REI manages to stand out in a crowded field of outdoor equipment retailers. They've done this by getting into their customers' heads and understanding what makes them tick.
Here's how well REI understands their customers: in 2015, they closed all stores on Black Friday... one of the busiest, most profitable days of the year.
Why would they do this?
As REI CEO Jerry Stritzke put it, "we love great gear, but we are even more passionate about the experiences it unlocks.”
As it turns out, so are REI's customers. The #OptOutside message and accompanying campaign resonated deeply with them. It's now an ongoing, annual event with millions of participants.
Since launching #OptOutside, REI has seen membership and revenue continue to steadily climb. Not a bad return on an idea that most businesses would consider crazy.
How to create a customer service-oriented organization
It's important that customer orientation doesn't only matter to certain teams. For the best possible results, you need the whole company to get customer-oriented.
Here are a few ways to to weave customer orientation into everything you do:
- Make great customer service a central part of your mission. Work to connect your entire organization through customer-centric values.

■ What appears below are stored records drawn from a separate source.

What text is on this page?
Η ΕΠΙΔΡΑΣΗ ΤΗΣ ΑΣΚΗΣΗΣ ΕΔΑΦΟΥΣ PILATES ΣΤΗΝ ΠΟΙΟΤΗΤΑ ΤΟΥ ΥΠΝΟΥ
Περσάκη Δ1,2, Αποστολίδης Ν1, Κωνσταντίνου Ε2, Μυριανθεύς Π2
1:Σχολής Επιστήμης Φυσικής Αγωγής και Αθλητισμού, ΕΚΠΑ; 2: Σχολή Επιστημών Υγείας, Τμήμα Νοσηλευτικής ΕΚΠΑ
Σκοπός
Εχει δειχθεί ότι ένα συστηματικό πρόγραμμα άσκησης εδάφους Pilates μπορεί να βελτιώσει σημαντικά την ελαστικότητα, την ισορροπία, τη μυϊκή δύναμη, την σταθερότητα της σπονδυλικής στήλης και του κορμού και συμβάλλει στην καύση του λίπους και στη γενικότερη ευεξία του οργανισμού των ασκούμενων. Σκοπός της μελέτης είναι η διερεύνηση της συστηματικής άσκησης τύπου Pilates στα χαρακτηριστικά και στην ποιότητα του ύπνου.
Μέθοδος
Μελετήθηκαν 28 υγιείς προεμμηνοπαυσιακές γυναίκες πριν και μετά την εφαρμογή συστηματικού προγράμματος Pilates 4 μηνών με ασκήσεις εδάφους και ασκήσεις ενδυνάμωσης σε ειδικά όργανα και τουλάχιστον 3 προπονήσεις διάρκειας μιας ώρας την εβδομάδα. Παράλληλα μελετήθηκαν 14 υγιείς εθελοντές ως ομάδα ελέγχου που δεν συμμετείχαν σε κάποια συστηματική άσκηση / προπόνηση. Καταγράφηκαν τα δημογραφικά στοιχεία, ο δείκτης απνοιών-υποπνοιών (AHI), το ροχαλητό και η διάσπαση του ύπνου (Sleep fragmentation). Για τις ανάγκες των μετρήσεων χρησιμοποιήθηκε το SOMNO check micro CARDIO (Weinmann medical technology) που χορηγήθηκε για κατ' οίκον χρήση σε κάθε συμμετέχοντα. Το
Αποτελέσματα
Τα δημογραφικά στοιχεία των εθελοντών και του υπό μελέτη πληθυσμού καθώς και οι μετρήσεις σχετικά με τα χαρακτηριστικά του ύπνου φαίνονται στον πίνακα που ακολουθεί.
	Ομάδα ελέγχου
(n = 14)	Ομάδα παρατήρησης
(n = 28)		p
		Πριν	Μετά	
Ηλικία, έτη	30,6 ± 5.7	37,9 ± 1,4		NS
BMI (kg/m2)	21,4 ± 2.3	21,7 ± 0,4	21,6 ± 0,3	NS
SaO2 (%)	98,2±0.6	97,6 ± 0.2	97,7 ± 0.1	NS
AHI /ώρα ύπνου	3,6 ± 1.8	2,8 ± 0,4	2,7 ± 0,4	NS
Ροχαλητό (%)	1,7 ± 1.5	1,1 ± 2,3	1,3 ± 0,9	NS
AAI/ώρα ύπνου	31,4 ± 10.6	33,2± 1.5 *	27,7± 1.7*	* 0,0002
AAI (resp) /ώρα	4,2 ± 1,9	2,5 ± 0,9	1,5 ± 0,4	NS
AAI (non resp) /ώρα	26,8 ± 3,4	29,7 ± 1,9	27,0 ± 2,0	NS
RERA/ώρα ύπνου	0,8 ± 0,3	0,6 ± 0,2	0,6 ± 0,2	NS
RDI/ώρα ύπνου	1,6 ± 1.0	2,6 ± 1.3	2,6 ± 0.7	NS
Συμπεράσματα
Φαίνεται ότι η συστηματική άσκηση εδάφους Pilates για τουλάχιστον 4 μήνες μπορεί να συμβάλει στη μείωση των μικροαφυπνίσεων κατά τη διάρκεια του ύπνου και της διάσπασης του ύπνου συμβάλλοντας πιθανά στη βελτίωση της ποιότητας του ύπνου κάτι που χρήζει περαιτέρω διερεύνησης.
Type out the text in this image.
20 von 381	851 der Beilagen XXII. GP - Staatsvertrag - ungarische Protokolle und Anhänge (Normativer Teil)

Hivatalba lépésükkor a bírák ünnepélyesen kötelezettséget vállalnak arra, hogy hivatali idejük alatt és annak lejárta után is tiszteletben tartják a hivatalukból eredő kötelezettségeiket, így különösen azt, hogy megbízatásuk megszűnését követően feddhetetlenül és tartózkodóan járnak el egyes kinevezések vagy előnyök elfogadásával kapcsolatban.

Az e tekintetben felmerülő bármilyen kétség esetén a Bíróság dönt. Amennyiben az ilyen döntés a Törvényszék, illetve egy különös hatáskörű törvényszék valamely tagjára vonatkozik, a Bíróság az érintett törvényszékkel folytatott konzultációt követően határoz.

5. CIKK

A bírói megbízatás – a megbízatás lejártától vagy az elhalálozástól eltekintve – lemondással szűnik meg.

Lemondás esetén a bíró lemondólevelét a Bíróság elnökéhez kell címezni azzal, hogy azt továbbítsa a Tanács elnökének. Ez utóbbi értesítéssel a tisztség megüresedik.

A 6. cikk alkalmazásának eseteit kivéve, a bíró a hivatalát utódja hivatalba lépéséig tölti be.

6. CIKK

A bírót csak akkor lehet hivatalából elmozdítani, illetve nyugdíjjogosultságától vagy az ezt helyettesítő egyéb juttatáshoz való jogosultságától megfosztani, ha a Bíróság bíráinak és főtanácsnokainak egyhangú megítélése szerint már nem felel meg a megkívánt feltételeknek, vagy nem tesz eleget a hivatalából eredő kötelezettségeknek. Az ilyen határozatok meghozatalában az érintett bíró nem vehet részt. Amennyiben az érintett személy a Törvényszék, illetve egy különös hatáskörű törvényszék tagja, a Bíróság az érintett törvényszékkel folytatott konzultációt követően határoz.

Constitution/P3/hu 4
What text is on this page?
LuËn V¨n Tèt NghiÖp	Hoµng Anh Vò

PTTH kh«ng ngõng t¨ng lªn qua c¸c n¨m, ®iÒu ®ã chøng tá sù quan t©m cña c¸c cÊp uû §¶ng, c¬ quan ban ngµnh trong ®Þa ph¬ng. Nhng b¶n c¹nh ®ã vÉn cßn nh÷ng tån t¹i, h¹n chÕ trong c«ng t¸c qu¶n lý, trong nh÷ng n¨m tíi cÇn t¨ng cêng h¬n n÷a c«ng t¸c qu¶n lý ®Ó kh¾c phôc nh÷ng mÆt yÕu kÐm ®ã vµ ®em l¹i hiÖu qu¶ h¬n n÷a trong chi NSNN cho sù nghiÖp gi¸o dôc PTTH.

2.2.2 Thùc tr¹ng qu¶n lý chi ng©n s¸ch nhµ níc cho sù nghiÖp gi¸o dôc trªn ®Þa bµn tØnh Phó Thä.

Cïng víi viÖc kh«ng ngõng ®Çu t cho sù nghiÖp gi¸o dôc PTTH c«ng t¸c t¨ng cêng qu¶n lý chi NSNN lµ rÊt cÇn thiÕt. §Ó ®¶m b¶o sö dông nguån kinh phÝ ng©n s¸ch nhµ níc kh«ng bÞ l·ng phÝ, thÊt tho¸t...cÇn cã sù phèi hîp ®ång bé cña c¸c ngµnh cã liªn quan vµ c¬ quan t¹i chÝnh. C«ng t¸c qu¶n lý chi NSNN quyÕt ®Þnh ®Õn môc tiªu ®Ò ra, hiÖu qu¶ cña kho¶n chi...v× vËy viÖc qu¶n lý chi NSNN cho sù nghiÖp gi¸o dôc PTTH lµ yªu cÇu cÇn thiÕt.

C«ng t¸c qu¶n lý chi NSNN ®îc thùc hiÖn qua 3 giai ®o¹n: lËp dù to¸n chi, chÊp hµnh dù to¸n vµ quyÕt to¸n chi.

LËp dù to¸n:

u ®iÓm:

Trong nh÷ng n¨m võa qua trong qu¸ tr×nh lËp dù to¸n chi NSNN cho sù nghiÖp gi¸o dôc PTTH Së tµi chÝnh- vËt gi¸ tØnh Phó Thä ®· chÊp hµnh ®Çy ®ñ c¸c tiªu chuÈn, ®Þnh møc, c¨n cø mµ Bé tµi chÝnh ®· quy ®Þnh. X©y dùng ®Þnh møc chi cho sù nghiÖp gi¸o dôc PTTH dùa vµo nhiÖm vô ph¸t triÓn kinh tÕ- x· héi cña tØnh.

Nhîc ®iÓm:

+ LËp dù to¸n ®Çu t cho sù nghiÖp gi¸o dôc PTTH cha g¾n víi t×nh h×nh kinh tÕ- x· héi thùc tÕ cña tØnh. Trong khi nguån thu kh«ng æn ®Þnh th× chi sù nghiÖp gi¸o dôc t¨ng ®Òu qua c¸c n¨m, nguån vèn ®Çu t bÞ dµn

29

- Share customer data and stories across the organization. Help everyone see your company through customers' eyes.
- Make the customer experience personal for your employees. One way to do this is to have everyone spend time working in customer service, even if only for a week or two.
More than anything, encourage collaboration between customer service and other departments.
Nobody understands the customer experience better than the people who spend the most time with customers. They can help teams all across your company keep the customer's needs front and center.
When you make customer orientation a company-wide priority, customers will get a consistently better experience, making them more likely to do business with you -- and to tell others to do the same.